Monday, March 31, 2025 | 8:11 am

AI job application making future employees unskilled

application

Increased use of artificial intelligence in the hiring process is frightening business leaders who contend it may cause the companies to hire people who may not be able to actually do the job.

James Robinson, who heads up Cardiff-based ad agency Hello Starling, has encountered more resume and cover letter applications generated with AI. Employers have experienced it themselves too, with the likes of Robinson encountering people who use generative AI bots to craft resumes and cover letters. Robinson warns such people with AI familiarity will manipulate the recruitment system without even holding the necessary skills for the position.

The Job Application Trend with AI

The latest UK census conducted on more than 2,000 job applicants revealed that nearly half the applicants had utilized AI in the applications. It made it even more difficult for the recruiters to distinguish between authentic applications and the ones created mostly with the help of AI.

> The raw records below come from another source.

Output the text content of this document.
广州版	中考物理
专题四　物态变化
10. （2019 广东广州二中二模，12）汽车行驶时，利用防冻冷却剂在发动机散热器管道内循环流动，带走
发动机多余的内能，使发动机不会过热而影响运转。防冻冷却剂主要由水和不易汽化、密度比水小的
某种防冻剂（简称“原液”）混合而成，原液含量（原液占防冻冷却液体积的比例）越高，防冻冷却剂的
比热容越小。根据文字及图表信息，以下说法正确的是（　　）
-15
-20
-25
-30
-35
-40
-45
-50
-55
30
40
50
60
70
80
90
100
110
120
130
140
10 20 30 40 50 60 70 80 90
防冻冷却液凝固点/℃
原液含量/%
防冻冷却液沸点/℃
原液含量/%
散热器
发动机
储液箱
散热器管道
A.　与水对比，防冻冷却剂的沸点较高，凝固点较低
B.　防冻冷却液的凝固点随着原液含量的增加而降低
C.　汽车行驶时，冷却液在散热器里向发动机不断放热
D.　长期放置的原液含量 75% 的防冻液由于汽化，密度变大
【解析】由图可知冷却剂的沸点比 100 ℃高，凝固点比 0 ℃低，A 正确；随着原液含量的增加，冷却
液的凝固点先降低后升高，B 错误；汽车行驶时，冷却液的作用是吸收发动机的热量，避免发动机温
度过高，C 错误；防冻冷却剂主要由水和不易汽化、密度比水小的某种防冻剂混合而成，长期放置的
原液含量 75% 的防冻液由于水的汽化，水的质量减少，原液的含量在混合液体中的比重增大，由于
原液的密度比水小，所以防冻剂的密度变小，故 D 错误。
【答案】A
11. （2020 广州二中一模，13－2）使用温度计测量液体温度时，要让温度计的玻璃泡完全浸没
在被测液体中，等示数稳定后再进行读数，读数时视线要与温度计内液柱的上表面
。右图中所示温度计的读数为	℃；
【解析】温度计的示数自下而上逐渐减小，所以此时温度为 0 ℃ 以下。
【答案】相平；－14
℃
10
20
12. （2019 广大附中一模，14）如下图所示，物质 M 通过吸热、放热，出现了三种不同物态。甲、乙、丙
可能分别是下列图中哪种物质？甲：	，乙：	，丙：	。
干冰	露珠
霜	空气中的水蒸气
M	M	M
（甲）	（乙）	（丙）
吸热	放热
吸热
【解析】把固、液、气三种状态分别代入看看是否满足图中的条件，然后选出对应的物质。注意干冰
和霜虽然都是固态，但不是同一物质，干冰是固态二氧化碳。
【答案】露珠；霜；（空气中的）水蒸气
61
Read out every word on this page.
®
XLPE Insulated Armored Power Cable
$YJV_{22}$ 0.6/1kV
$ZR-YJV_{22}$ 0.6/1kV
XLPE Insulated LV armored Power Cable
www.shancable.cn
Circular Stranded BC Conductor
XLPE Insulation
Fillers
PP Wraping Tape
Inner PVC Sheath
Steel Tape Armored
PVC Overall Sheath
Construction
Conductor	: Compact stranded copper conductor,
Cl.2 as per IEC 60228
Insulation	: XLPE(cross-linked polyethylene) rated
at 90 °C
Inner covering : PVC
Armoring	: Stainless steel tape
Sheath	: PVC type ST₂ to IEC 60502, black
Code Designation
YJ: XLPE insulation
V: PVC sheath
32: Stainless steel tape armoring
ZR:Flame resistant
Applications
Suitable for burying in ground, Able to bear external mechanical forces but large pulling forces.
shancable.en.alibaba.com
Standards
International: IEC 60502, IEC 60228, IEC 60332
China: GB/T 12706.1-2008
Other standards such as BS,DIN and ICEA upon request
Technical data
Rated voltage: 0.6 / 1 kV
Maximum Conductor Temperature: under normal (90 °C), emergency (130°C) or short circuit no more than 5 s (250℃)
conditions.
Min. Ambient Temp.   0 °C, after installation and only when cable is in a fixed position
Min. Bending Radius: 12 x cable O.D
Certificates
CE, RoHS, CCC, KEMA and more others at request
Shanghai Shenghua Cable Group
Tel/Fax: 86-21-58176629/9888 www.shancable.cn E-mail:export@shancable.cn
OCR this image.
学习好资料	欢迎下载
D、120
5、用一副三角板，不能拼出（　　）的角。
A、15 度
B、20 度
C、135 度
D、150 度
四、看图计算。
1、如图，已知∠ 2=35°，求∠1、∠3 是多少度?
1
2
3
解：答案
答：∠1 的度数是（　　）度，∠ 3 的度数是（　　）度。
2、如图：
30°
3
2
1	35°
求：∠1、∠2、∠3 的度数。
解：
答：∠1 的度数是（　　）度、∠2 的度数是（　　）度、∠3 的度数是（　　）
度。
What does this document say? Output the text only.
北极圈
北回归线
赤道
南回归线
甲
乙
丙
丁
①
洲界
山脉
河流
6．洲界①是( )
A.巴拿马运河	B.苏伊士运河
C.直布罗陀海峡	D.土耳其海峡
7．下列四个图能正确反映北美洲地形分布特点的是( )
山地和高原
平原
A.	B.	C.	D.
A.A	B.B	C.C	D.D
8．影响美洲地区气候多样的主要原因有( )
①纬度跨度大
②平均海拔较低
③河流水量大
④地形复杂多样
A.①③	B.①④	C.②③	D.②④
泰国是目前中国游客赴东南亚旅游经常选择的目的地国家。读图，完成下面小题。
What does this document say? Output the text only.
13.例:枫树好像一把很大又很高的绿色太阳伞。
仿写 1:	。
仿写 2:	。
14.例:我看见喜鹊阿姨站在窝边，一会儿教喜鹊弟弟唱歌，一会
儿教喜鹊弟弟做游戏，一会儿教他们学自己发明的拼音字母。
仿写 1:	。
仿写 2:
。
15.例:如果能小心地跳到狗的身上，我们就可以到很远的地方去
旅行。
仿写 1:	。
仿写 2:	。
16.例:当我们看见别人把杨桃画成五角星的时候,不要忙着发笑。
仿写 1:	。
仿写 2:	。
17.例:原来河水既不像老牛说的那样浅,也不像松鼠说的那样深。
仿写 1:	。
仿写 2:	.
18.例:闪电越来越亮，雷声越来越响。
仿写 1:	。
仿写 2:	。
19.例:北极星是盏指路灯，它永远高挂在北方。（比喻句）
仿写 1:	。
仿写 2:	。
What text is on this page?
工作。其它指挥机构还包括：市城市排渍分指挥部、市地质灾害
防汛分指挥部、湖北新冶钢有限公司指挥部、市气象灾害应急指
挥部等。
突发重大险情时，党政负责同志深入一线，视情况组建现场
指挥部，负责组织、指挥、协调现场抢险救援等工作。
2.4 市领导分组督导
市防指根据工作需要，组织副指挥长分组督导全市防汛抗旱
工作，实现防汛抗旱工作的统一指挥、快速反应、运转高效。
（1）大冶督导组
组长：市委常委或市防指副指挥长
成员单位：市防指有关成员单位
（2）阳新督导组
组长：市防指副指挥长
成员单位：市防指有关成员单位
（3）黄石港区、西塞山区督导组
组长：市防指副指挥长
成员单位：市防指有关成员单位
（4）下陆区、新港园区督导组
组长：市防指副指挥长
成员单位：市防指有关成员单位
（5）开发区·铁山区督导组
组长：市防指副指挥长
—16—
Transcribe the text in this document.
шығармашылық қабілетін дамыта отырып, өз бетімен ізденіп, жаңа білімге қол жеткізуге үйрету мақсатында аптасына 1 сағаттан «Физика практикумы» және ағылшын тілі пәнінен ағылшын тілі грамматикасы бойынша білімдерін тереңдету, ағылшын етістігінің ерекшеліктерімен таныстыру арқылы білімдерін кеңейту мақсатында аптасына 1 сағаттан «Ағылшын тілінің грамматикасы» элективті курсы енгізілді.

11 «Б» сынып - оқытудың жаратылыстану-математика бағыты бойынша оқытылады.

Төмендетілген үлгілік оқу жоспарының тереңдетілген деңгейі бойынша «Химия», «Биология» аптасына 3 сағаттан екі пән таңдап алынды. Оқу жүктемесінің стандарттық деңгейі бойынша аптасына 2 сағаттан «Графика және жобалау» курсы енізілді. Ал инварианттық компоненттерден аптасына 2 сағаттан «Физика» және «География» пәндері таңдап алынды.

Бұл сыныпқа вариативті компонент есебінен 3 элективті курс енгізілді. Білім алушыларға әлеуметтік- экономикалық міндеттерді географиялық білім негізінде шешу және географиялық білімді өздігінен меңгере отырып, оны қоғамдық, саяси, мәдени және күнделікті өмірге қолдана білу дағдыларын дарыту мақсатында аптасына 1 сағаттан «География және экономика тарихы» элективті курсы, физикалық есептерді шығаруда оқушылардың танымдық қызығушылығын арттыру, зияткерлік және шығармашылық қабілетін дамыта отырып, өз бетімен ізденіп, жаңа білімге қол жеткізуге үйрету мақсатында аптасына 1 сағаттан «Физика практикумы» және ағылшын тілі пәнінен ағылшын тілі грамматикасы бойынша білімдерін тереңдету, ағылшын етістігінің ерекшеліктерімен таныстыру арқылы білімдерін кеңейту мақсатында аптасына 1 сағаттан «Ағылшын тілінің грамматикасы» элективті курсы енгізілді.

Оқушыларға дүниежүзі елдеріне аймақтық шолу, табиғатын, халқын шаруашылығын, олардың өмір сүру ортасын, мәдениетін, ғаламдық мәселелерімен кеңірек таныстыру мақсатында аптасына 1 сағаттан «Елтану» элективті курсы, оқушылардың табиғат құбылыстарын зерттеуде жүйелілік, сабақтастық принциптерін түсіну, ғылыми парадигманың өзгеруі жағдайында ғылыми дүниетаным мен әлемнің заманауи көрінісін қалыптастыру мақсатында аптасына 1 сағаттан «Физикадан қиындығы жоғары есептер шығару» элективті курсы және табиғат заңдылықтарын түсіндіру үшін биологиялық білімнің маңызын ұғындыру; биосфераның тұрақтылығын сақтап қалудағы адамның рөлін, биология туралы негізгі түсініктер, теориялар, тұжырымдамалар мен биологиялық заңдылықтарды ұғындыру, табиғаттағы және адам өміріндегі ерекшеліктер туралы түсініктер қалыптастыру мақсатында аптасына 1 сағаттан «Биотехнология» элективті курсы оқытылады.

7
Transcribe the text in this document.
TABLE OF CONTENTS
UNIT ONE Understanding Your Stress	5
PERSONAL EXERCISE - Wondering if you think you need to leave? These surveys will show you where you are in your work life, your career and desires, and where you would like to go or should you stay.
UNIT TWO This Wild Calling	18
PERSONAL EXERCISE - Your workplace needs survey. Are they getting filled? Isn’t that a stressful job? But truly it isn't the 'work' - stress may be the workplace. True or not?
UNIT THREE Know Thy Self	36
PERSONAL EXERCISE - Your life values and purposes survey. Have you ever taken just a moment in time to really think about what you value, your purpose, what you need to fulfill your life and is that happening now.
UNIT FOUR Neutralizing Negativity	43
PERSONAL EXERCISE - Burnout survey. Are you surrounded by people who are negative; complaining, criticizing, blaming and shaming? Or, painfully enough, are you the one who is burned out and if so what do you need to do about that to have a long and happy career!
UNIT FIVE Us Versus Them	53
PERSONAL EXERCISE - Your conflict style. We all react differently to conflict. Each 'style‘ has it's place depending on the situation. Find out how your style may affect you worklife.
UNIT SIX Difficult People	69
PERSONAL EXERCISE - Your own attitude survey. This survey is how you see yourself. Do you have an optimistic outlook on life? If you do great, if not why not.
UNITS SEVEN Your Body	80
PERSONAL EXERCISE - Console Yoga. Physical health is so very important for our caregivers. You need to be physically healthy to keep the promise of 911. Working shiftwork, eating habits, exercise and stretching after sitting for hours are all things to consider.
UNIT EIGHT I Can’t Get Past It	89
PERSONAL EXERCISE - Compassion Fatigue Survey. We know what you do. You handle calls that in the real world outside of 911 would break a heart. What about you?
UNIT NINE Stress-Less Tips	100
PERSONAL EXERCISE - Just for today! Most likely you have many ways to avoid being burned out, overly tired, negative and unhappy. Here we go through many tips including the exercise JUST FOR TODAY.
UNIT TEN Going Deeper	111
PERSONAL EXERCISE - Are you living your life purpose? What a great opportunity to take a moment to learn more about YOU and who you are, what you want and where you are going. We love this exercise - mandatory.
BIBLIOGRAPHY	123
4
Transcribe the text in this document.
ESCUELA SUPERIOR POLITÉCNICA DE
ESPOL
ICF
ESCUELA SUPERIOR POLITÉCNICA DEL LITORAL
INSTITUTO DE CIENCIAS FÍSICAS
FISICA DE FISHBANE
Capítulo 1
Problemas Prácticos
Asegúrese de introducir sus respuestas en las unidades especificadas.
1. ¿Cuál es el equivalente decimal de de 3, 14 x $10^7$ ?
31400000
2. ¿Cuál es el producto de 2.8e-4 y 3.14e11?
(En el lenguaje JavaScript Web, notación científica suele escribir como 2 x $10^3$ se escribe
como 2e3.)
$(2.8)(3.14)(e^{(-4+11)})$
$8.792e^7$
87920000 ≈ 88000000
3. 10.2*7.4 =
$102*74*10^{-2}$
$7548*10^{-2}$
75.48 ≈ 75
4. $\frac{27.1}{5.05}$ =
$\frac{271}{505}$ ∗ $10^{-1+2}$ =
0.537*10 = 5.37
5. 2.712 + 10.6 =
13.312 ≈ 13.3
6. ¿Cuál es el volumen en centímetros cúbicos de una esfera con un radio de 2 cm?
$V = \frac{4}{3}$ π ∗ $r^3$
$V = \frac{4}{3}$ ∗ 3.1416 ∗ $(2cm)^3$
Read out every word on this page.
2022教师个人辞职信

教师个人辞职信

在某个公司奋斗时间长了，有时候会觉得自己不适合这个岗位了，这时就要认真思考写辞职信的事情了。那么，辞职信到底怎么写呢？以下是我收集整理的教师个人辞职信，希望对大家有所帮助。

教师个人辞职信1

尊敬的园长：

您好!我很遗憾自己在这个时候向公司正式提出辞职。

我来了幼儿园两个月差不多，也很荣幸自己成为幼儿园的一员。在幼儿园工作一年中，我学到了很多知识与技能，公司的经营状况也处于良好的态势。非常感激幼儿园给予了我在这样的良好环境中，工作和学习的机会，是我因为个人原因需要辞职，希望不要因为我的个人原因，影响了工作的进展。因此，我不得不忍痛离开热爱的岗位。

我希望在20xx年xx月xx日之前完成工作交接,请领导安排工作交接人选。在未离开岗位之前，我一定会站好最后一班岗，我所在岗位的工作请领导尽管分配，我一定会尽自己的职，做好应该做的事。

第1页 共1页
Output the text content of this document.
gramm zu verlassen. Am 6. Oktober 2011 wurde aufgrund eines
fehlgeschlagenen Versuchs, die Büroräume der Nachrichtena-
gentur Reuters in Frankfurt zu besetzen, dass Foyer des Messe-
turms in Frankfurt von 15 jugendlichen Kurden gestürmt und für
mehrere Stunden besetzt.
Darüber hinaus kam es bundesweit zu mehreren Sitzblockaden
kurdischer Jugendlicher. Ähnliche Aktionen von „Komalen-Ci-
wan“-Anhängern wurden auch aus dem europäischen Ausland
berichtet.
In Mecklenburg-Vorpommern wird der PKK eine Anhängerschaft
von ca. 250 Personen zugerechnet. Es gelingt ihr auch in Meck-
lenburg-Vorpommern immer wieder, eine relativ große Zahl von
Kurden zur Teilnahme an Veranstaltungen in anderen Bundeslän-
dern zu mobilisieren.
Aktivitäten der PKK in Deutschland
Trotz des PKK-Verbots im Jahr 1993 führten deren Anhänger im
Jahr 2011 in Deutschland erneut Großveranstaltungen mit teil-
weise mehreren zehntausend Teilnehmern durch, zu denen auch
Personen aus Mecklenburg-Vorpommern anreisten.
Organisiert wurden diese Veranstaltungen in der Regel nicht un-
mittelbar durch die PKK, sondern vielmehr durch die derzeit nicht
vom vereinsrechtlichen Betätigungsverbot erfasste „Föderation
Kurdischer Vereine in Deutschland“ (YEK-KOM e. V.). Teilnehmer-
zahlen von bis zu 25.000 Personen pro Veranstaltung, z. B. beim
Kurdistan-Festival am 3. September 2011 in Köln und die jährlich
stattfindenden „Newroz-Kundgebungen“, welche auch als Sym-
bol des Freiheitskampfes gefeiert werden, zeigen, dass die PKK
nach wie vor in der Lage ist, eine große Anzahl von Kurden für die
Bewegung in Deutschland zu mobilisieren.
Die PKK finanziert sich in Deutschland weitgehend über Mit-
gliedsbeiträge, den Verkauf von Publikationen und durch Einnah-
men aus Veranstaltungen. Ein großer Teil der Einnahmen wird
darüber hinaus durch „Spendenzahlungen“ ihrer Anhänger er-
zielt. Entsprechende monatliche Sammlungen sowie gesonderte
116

Robinson found the majority of the applications had multiple examples such as:
Using my skill sets

“My credentials meet the goals and aspirations of your business.” As when Robinson tested these sentences in ChatGPT, the AI reaffirmed theses to be standard generated responses. “It’s getting increasingly hard to tell who’s real and who’s not real and who’s just a robot with AI,” Robinson admitted. After posting on LinkedIn about his experience, he was surprised to find out that many business leaders were facing the same problem. Some even asked if AI should be introduced to find AI-generated apps and therefore the recruitment method would be a competition between rival technology.

Read More: Oraimo: Technology and affordability with innovation

AI: A Tool and Not a Substitute

While AI carries unquestionable benefits, careers advisers note it should complement human endeavour and not replace it. Megan Cooper is a careers adviser with the Cardiff Metropolitan University and calls on students to use AI in an ethical way.

“AI is an excellent asset for the job applicant. It may be able to assist with CV formatting and proofreading letters and clarity but never replace human judgment,” said Cooper. She added that the majority of the students are forced to use AI because employers are assuming they will be conversant with the use of the technology. However, she advises they use it on the proper stages—like research and self-editing—and not actually develop applications.

The Students’ Perspective

The students have mixed feelings regarding the application of AI in studying and working conditions.

Jasmine James, 18, avoids the use of AI in university assignments due to plagiarism and incorrect information concerns. 19-year-old Jacob Morgan believes AI is better than traditional search engines and regularly uses it for research. Computing student Timothy Mitchell sees not taking any use of AI into account as an omission. “Everyone’s using it—tutors, employers. If people aren’t using AI, they’re short-changing themselves.” Mitchell sees dependency problems with AI but believes human imagination remains the superior asset. “AI will be able to do something with the material it’s learned,” said Mitchell. “Human beings create the new ideas.”

The Future of AI in Recruitment

As the AI technology advances further, we can increasingly look to it in the realm of recruitment and hiring. The employers may have to develop newer ways of assessing the candidates apart from the paper resume—such as more interactive interviews and competency-based testing. Where AI introduces efficiency into the equation, recruitment needs to ensure the human touch remains such that the right people are chosen for advancement on merit and not on AI-contrived resumes and covering letters. Where Robinson summarized it perfectly, “AI should help us, not replace us.”